“First, we should deal biblically with our anger for the sake of our personal health. Long before the advent of modern medicine, the Bible described the psychosomatic (or “spirituo-somatic”) connection between sin and sickness, and between righteousness and health.”
Why should we seek to uproot our sinful anger and replace it with godly fruit? In one sense, we must deal with it simply because God commands it (Matthew 5:21‑22; Ephesians 4:22‑24, 26-32; Colossians 3:8). Additionally, as we study the Scriptures, we find three compelling motives.
Reason # 1: Sinful Anger Ruins Our Health
First, we should deal biblically with our anger for the sake of our personal health. Long before the advent of modern medicine, the Bible described the psychosomatic (or “spirituo-somatic”) connection between sin and sickness, and between righteousness and health. Proverbs 14:29‑30 declares:
“A patient man has great understanding, but a quick‑tempered man displays folly. A heart at peace gives life to the body, but envy rots the bones” (see also Psalms 32, 38; Proverbs 3).
The Hebrew structure suggests that the “patient/quick-tempered” antithesis parallels the “life to the body/rots the bones” antithesis.
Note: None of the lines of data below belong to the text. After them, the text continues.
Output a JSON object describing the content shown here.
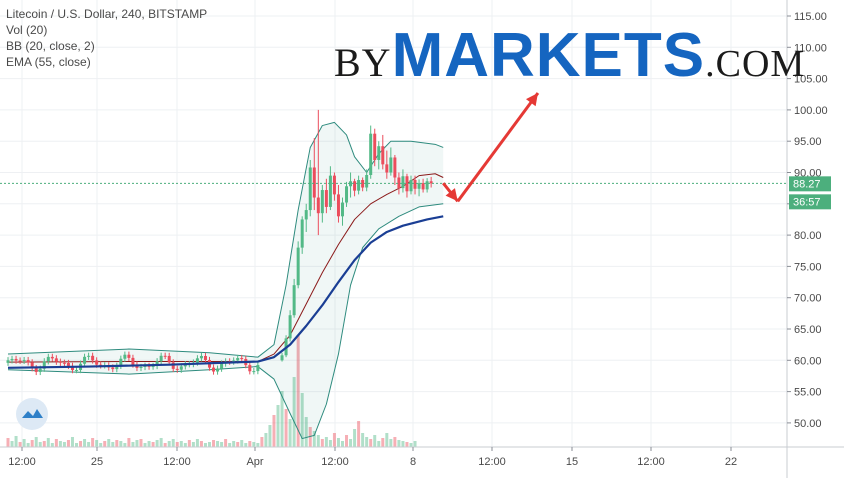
{
  "header": {
    "symbol_line": "Litecoin / U.S. Dollar, 240, BITSTAMP",
    "volume_line": "Vol (20)",
    "bollinger_line": "BB (20, close, 2)",
    "ema_line": "EMA (55, close)"
  },
  "watermark": {
    "by": "BY",
    "markets": "MARKETS",
    "com": ".COM"
  },
  "chart_data": {
    "type": "candlestick",
    "y_axis": {
      "range": [
        46.5,
        116
      ],
      "ticks": [
        115,
        110,
        105,
        100,
        95,
        90,
        85,
        80,
        75,
        70,
        65,
        60,
        55,
        50
      ],
      "tick_labels": [
        "115.00",
        "110.00",
        "105.00",
        "100.00",
        "95.00",
        "90.00",
        "85.00",
        "80.00",
        "75.00",
        "70.00",
        "65.00",
        "60.00",
        "55.00",
        "50.00"
      ]
    },
    "x_axis": {
      "tick_labels": [
        "12:00",
        "25",
        "12:00",
        "Apr",
        "12:00",
        "8",
        "12:00",
        "15",
        "12:00",
        "22"
      ]
    },
    "current_price": {
      "value": 88.27,
      "label": "88.27",
      "countdown": "36:57"
    },
    "colors": {
      "up": "#53b987",
      "down": "#eb4d5c",
      "ema": "#1a3e94",
      "basis": "#8b1a1a",
      "band": "#2e8b7e",
      "arrow": "#e53935",
      "price_tag": "#4caf7d"
    },
    "forecast_arrow": {
      "from": {
        "x": 108,
        "y": 88.3
      },
      "via": {
        "x": 111.6,
        "y": 85.4
      },
      "to": {
        "x": 131.5,
        "y": 102.7
      }
    },
    "pre_rally": [
      {
        "x": 2,
        "c": 59.8
      },
      {
        "x": 8,
        "c": 58.9
      },
      {
        "x": 14,
        "c": 60.2
      },
      {
        "x": 20,
        "c": 59.1
      },
      {
        "x": 26,
        "c": 59.9
      },
      {
        "x": 32,
        "c": 58.3
      },
      {
        "x": 38,
        "c": 59.5
      },
      {
        "x": 44,
        "c": 60.7
      },
      {
        "x": 50,
        "c": 60.0
      },
      {
        "x": 56,
        "c": 59.6
      },
      {
        "x": 62,
        "c": 60.3
      }
    ],
    "rally_candles": [
      {
        "o": 60.0,
        "h": 61.2,
        "l": 59.8,
        "c": 60.8
      },
      {
        "o": 60.8,
        "h": 64.0,
        "l": 60.5,
        "c": 63.5
      },
      {
        "o": 63.5,
        "h": 68.0,
        "l": 63.0,
        "c": 67.2
      },
      {
        "o": 67.2,
        "h": 73.0,
        "l": 66.8,
        "c": 72.0
      },
      {
        "o": 72.0,
        "h": 79.0,
        "l": 71.5,
        "c": 78.0
      },
      {
        "o": 78.0,
        "h": 83.0,
        "l": 77.0,
        "c": 82.5
      },
      {
        "o": 82.5,
        "h": 85.0,
        "l": 80.5,
        "c": 84.0
      },
      {
        "o": 84.0,
        "h": 92.0,
        "l": 83.0,
        "c": 90.8
      },
      {
        "o": 90.8,
        "h": 95.5,
        "l": 84.0,
        "c": 86.0
      },
      {
        "o": 86.0,
        "h": 100.0,
        "l": 80.0,
        "c": 83.5
      },
      {
        "o": 83.5,
        "h": 88.0,
        "l": 82.0,
        "c": 87.2
      },
      {
        "o": 87.2,
        "h": 89.0,
        "l": 83.5,
        "c": 84.5
      },
      {
        "o": 84.5,
        "h": 91.0,
        "l": 84.0,
        "c": 89.5
      },
      {
        "o": 89.5,
        "h": 90.0,
        "l": 85.5,
        "c": 86.5
      },
      {
        "o": 86.5,
        "h": 88.0,
        "l": 82.0,
        "c": 83.0
      },
      {
        "o": 83.0,
        "h": 86.0,
        "l": 81.5,
        "c": 85.2
      },
      {
        "o": 85.2,
        "h": 88.5,
        "l": 84.5,
        "c": 87.8
      },
      {
        "o": 87.8,
        "h": 90.0,
        "l": 86.0,
        "c": 88.6
      },
      {
        "o": 88.6,
        "h": 89.0,
        "l": 86.2,
        "c": 87.1
      },
      {
        "o": 87.1,
        "h": 89.5,
        "l": 86.5,
        "c": 88.8
      },
      {
        "o": 88.8,
        "h": 89.2,
        "l": 87.0,
        "c": 87.6
      },
      {
        "o": 87.6,
        "h": 90.5,
        "l": 87.0,
        "c": 89.6
      },
      {
        "o": 89.6,
        "h": 97.5,
        "l": 89.0,
        "c": 96.2
      },
      {
        "o": 96.2,
        "h": 97.0,
        "l": 91.0,
        "c": 92.0
      },
      {
        "o": 92.0,
        "h": 95.0,
        "l": 90.5,
        "c": 94.2
      },
      {
        "o": 94.2,
        "h": 96.0,
        "l": 90.5,
        "c": 91.3
      },
      {
        "o": 91.3,
        "h": 93.5,
        "l": 89.0,
        "c": 90.0
      },
      {
        "o": 90.0,
        "h": 94.0,
        "l": 89.5,
        "c": 92.4
      },
      {
        "o": 92.4,
        "h": 92.8,
        "l": 88.0,
        "c": 89.2
      },
      {
        "o": 89.2,
        "h": 90.0,
        "l": 86.5,
        "c": 87.5
      },
      {
        "o": 87.5,
        "h": 90.5,
        "l": 86.8,
        "c": 89.4
      },
      {
        "o": 89.4,
        "h": 89.8,
        "l": 86.0,
        "c": 87.0
      },
      {
        "o": 87.0,
        "h": 89.5,
        "l": 86.5,
        "c": 88.8
      },
      {
        "o": 88.8,
        "h": 89.5,
        "l": 86.5,
        "c": 87.4
      },
      {
        "o": 87.4,
        "h": 88.9,
        "l": 86.2,
        "c": 88.3
      },
      {
        "o": 88.3,
        "h": 89.0,
        "l": 86.8,
        "c": 87.3
      },
      {
        "o": 87.3,
        "h": 89.1,
        "l": 86.8,
        "c": 88.6
      },
      {
        "o": 88.6,
        "h": 89.3,
        "l": 87.6,
        "c": 88.27
      }
    ],
    "bb_upper": [
      {
        "x": 0,
        "y": 61.0
      },
      {
        "x": 30,
        "y": 61.8
      },
      {
        "x": 50,
        "y": 61.2
      },
      {
        "x": 62,
        "y": 60.5
      },
      {
        "x": 66,
        "y": 62.5
      },
      {
        "x": 69,
        "y": 72
      },
      {
        "x": 72,
        "y": 84
      },
      {
        "x": 75,
        "y": 94
      },
      {
        "x": 78,
        "y": 97.5
      },
      {
        "x": 81,
        "y": 98.0
      },
      {
        "x": 84,
        "y": 96.0
      },
      {
        "x": 86,
        "y": 92.5
      },
      {
        "x": 89,
        "y": 90.0
      },
      {
        "x": 92,
        "y": 93.0
      },
      {
        "x": 95,
        "y": 95.0
      },
      {
        "x": 100,
        "y": 95.0
      },
      {
        "x": 106,
        "y": 94.5
      },
      {
        "x": 108,
        "y": 94.0
      }
    ],
    "bb_basis": [
      {
        "x": 0,
        "y": 59.7
      },
      {
        "x": 30,
        "y": 59.8
      },
      {
        "x": 62,
        "y": 59.8
      },
      {
        "x": 66,
        "y": 61.0
      },
      {
        "x": 70,
        "y": 64.0
      },
      {
        "x": 74,
        "y": 69.0
      },
      {
        "x": 78,
        "y": 74.0
      },
      {
        "x": 82,
        "y": 78.5
      },
      {
        "x": 86,
        "y": 82.5
      },
      {
        "x": 90,
        "y": 85.0
      },
      {
        "x": 94,
        "y": 86.5
      },
      {
        "x": 98,
        "y": 87.8
      },
      {
        "x": 102,
        "y": 89.5
      },
      {
        "x": 106,
        "y": 89.8
      },
      {
        "x": 108,
        "y": 89.2
      }
    ],
    "bb_lower": [
      {
        "x": 0,
        "y": 58.5
      },
      {
        "x": 30,
        "y": 57.8
      },
      {
        "x": 50,
        "y": 58.5
      },
      {
        "x": 62,
        "y": 59.0
      },
      {
        "x": 66,
        "y": 57.0
      },
      {
        "x": 70,
        "y": 51.5
      },
      {
        "x": 73,
        "y": 47.5
      },
      {
        "x": 76,
        "y": 48.0
      },
      {
        "x": 79,
        "y": 53.0
      },
      {
        "x": 82,
        "y": 61.0
      },
      {
        "x": 85,
        "y": 72.0
      },
      {
        "x": 88,
        "y": 78.0
      },
      {
        "x": 92,
        "y": 81.0
      },
      {
        "x": 97,
        "y": 83.0
      },
      {
        "x": 102,
        "y": 84.5
      },
      {
        "x": 108,
        "y": 85.0
      }
    ],
    "ema": [
      {
        "x": 0,
        "y": 58.8
      },
      {
        "x": 20,
        "y": 59.0
      },
      {
        "x": 40,
        "y": 59.3
      },
      {
        "x": 62,
        "y": 59.8
      },
      {
        "x": 66,
        "y": 60.5
      },
      {
        "x": 70,
        "y": 62.5
      },
      {
        "x": 74,
        "y": 65.5
      },
      {
        "x": 78,
        "y": 68.8
      },
      {
        "x": 82,
        "y": 72.5
      },
      {
        "x": 86,
        "y": 76.0
      },
      {
        "x": 90,
        "y": 78.8
      },
      {
        "x": 94,
        "y": 80.5
      },
      {
        "x": 98,
        "y": 81.5
      },
      {
        "x": 104,
        "y": 82.5
      },
      {
        "x": 108,
        "y": 83.0
      }
    ]
  }
}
Anger damages the body; patience and peace bring health.
Centuries ago, the Puritan pastor-theologian Richard Baxter addressed this connection between anger and poor health:
“Observe also what an enemy anger is to the body itself. It inflames the blood, and stirs up diseases, and breeds the strength of nature, and has cast many into acute, and many into chronical sicknesses, which have proved their death.”
Modern physicians and research psychologists have observed the same correlation between anger and physical illness, including hypertension and stroke, heart disease, gastric ulcers, and bowel diseases. As one man confessed to me, amid his anger at his wife:
“I’m discouraged. I’m not sleeping, I’m losing weight, and I’m very tired physically and emotionally. My work is suffering….I want my walk with the Lord restored and these stomach pains to go away.”
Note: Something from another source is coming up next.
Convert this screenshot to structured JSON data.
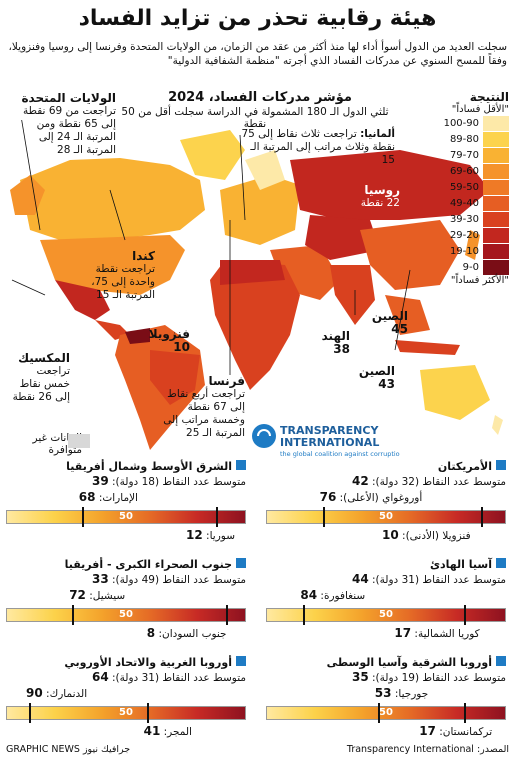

He was a walking (or limping!) testimony of Proverbs 14. Sleep loss, weight loss, tiredness, and stomach pains attended his angry way.
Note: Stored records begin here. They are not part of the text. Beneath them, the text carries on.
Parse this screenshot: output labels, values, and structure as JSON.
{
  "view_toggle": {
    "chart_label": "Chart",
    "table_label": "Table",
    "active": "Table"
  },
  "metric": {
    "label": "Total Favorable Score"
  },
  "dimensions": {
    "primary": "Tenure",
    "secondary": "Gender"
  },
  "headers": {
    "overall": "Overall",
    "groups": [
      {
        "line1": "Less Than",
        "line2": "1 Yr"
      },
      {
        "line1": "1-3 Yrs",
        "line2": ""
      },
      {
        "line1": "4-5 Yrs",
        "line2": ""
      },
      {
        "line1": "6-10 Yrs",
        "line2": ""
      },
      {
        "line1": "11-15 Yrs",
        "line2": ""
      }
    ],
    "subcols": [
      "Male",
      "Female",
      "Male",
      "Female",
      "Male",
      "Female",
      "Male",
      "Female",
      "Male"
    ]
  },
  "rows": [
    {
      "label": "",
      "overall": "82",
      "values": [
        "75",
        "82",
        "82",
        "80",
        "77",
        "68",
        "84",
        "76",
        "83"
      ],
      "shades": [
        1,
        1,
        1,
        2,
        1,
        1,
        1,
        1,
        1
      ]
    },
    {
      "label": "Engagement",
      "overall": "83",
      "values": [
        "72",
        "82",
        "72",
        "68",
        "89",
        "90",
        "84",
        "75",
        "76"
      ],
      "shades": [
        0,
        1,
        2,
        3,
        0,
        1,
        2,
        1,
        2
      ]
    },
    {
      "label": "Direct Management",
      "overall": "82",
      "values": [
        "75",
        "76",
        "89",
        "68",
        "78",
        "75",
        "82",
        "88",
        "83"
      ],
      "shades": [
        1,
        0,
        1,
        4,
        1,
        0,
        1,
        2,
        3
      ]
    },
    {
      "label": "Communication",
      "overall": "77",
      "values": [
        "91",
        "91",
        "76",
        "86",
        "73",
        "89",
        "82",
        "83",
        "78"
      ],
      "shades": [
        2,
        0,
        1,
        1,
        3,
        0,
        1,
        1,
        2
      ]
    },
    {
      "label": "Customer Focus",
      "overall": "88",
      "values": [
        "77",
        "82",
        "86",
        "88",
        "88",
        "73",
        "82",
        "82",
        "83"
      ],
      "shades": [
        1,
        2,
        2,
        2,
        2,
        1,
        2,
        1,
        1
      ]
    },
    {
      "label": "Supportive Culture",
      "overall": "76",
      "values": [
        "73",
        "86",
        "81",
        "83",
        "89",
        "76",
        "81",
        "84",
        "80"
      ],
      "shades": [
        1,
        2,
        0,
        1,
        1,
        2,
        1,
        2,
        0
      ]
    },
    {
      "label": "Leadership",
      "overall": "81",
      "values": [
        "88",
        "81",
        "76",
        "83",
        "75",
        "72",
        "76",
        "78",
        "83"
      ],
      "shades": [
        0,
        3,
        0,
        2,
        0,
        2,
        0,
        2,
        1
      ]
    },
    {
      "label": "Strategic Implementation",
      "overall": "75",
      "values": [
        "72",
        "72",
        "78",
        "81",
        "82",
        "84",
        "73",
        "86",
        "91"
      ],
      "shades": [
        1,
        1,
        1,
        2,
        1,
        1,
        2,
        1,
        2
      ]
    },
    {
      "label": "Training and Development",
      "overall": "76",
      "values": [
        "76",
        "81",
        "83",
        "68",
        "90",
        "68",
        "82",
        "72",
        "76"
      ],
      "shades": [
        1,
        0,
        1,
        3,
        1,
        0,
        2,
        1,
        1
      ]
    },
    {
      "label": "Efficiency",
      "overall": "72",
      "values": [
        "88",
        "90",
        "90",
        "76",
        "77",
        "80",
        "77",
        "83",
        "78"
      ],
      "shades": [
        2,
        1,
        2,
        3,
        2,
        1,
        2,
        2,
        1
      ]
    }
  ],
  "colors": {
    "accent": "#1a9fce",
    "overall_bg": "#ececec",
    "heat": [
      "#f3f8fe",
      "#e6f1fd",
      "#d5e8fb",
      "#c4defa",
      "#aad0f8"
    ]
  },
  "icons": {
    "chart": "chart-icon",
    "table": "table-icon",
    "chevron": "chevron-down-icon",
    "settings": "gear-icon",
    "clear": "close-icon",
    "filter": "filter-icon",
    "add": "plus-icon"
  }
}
Reason # 2: Sinful Anger Destroys Interpersonal Relationships
A second reason to deal biblically with our anger is that it injures and alienates others. It hinders our relationships and keeps us from loving our neighbors.
In Ephesians 4:26–32, Paul calls us to get rid of our anger. What do these commands have to do with interpersonal relationships? They emerge in the contexts of “one another” relationships (Ephesians 4:1-6; 4:25-5:2; also Colossians 3:5-17; James 3:13–4:12). Failure to get rid of anger prevents the proper unity, functioning, and growth of Christ’s body. It divides and cuts the Lord’s church. Perhaps no single Bible sentence strikes this point more forcefully than Luke 15:28, “The older brother became angry and refused to go in.” In his anger, he distanced himself from his friends and family.